GRESIK – Tas berbahan kulit ular selalu menjadi objek buruan para perempuan sosialita. Motifnya yang elegan tak pernah ketinggalan tren. Replica premiumnya menjadi item terlaris di butik- butik di Gresik.
“Saya impor dari Hongkong 20 piece. Belum seminggu sudah diserbu pengoleksi tas dan sekarang hanya menyisakan enam tas,” ujar Titi Pangestuti, pemilik butik.
Mantan model era 1990-an itu menjelaskan, pengoleksi dan penggila tas branded bisa memborong enam hingga delapan tas dalam sekali beli. Mereka bukan hanya perempuan karir, banyak diantara merupakan ibu rumah tangga yangs selalu ingin terlihat stylish.
Tas yang seluruhnya berbahan kulit ular itu bisa dikenakan untuk dua model. Yakni, dijinjing atau diselempangan dengan tambahan tali panjang.
Beragam varian warna menjadi pilihan yang menggoda mata. Misalnya, perpaduan warna dasar putih dengan corak kuning kunyit, kuning terang, hijau, hitam, dan abu – abu. Ada pula warna hitam dan kuning yang mengkilat.
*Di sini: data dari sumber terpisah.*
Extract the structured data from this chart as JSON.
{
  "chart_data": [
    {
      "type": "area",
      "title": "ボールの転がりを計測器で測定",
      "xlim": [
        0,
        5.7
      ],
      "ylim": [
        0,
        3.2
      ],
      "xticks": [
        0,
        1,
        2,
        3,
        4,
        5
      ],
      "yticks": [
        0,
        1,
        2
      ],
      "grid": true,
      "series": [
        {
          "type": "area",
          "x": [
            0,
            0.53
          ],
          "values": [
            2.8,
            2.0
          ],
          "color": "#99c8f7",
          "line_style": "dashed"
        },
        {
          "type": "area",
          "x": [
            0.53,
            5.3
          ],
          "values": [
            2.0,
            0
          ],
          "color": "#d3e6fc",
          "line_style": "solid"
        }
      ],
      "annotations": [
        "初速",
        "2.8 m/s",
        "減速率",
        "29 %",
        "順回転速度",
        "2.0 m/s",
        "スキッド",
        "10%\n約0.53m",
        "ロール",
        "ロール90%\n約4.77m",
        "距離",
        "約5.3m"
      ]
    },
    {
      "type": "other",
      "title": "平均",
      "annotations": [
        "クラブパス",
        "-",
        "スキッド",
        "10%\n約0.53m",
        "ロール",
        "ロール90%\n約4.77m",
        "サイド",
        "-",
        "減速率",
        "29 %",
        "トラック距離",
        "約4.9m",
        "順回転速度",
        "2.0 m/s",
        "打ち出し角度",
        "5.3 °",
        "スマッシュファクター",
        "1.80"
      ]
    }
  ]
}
Titi menuturkan, kilap itu berasal dari bahan kulit yang diolah lagi dan dipernis. Uniknya, setiap corak yang melebur ke warna dasar terletak di bagian – bagian tertentu. Corak itu mengelilingi bagian tengah, bawah, samping kanan dan kiri, serta di gagang tas.
Hal tersebut juga menjadi salah satu penanda bahwa tas yang dihasilkan dari bahan kulit yang sama. Satu bahan untuk satu tas. “tidak seperti tas tiruan KW yang kulit ularnya terputus. Jadi, hanya sebagai tempelan,” ujarnya.
Titi menambahkan, tas premium juga bisa ditandai dengan melihat jahitam yang rapid an bentuk yang presisi. Tas tersebut tidak memerlukan perawatan khusus yang njelimet. Cukup di lap biasa saat terlihat berdebu. Khsusus yang mengkilap atau dipernis bahkan bisa tahan air.